-
1. Re: Large messages lost between cluster nodes after failover
clebert.suconic Aug 7, 2014 2:20 PM (in response to shainsky)It depends if the message was acknowledged or not. you ack the message while receiving the message.. if you did it so you won't receive the message after a crash (as you already acked it)
You can use the print-data to debug this. What version are you using?
-
2. Re: Large messages lost between cluster nodes after failover
shainsky Aug 7, 2014 4:06 PM (in response to clebert.suconic)Sorry, but what do you mean by "you ack the message"? The consumer doesn't acknowledge it because it didn't start receiveing it yet - message still transferring from Node1-backup to Node2-live.
My version is 2.4.1 from GitHub repo.
-
3. Re: Large messages lost between cluster nodes after failover
shainsky Aug 7, 2014 5:07 PM (in response to clebert.suconic)I will try to explain in other words.
Phase 1. Large message (1Gb) came to Node1-live. Node1-backup contains the replica of this Large_File. Both files are stored in <hornet_dir>/data/large-messages/. The producer receives the ack from Node1.
Phase 2. Node1-live starts transferring the Large_File to Node2. The Large_File still in <hornet_dir>/data/large-messages/*.msg on both Node1-live and Node1-backup nodes.
Phase 3. Node1-live crashes while transferring. Node1-backup becomes active and starts to send the Large_File to Node2 from the beginning.
Phase 4. I restart Node1-live. It discovers that the Node1-backup is active and initiates the synchronization. At this moment the Node1-backup DELETES the Large_File from <hornet_dir>/data/large-messages/ (as well as it deletes the large message from queue, am I right?) and tries to shutdown to allow the failback. But it's JVM still stays alive to let the last netty thread to finish sending the Large_File to Node2.

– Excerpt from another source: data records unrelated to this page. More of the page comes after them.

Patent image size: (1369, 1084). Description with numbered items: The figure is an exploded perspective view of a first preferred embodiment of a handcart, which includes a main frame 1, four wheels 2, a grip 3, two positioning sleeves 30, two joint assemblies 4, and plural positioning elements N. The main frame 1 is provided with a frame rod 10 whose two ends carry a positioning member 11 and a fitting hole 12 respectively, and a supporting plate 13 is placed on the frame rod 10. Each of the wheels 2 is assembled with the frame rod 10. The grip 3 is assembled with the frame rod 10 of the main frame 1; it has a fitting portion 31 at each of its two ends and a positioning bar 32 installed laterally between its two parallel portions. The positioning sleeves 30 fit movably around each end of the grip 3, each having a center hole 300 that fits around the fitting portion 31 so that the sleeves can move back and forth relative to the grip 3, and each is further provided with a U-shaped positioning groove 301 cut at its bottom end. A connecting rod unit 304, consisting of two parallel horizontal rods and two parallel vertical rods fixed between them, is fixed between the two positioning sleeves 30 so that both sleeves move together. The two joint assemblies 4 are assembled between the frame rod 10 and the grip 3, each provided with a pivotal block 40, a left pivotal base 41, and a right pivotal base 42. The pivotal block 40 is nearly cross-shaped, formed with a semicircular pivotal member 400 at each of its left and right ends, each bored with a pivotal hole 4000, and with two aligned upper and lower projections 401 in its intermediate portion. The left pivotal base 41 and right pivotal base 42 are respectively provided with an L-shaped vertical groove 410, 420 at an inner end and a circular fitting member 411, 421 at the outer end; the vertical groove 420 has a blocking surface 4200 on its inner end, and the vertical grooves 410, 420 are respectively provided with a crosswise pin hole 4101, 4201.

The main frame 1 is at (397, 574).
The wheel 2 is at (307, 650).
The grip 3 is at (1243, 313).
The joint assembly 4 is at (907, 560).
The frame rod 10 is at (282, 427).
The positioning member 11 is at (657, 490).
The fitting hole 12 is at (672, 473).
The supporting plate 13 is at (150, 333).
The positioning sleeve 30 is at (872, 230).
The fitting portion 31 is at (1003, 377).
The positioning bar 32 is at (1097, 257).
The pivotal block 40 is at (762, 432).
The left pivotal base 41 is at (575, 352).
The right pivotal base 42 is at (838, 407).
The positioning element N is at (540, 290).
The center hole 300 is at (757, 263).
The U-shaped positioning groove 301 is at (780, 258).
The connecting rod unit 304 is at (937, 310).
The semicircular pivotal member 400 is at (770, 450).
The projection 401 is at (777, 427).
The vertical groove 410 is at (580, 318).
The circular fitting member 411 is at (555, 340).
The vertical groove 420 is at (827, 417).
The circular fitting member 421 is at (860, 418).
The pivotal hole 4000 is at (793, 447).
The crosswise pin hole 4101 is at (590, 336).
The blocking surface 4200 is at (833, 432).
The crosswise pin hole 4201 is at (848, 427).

The problem is: If we kill the Node1-backup at this moment, Node1-live will not re-send the Large_File.
-
4. Re: Large messages lost between cluster nodes after failover
shainsky Aug 12, 2014 4:01 AM (in response to clebert.suconic)Sorry, but still no ideas how to solve the problem?
-
5. Re: Large messages lost between cluster nodes after failover
clebert.suconic Aug 12, 2014 2:07 PM (in response to shainsky)You are talking about replica...
But clustering != Replication
Is there a way you could create a testcase based on the examples?
-
6. Re: Large messages lost between cluster nodes after failover
clebert.suconic Aug 12, 2014 2:55 PM (in response to shainsky)So, I read your message again... this is about failover, not clustering... clustering = message redistribution.
I believe you are failing over while the backup is synchronizing the data with the live.
The backup is not really functional until you have synchronized your data.
And the message will not be available for consumption until your client has finished transmitting it, and committed it in case it was transactional.
I would need some idea on how you are sending it.. when you are killing the live server and what's happening before I can give you better answer. But so far I believe the issue is expected as it doesn't seem that you waited the message or the server to be in sync.
-
7. Re: Re: Large messages lost between cluster nodes after failover
shainsky Aug 19, 2014 10:18 AM (in response to clebert.suconic)Sorry for the delay. I attached log files from Node1-Live and Node1-backup and put my comments right inside logs.
Here is the scenario:
1. Node1-live started 2. Node1-backup started 3. Large message started transferring from producer to Node1-Live 4. Large message received, replicated by Node1-Backup and started transferring to Node2 5. [Ctrl + C] 6. Node1-Backup came live and resumed transferring the large message to Node 2 7. Node1-Live restarted 8. Node1-backup discovered that Node1-live restarted 9. Node1-backup sent synchronization info to Node1-live 10. Node1-Live synchronized with Node1-backup 11. Node1-Live sent 'shutdown' signal to Node1-backup 12. Node1-Live became 'live' again (failed back). Large message transferring didn't resume from Node1-Live. 13. Node1-backup received 'shutdown' signal and coming back to 'backup' mode 14. IMPORTANT! Look at the Thread pool - there's still one thread transferring large message from Node1-backup to Node2. 15. [Ctrl + c]. Node1-Backup stopped transferring large message. Large message is lost!
-
log-node-live.txt.zip 3.0 KB
-
log-node-backup.txt.zip 2.8 KB
-
-
8. Re: Large messages lost between cluster nodes after failover
clebert.suconic Aug 19, 2014 6:52 PM (in response to shainsky)What you mean by 6 (resumed transferring large message).
We don't have such operation. The client will either complete sending or not. If the message wasn't finished the client should have received an exception for not having the operation complete.
How you're sending the large message? Persistent message I assume.
Why don't you attach your testcase? it would probably be easier to understand it (well.. if the testcase is easy to run).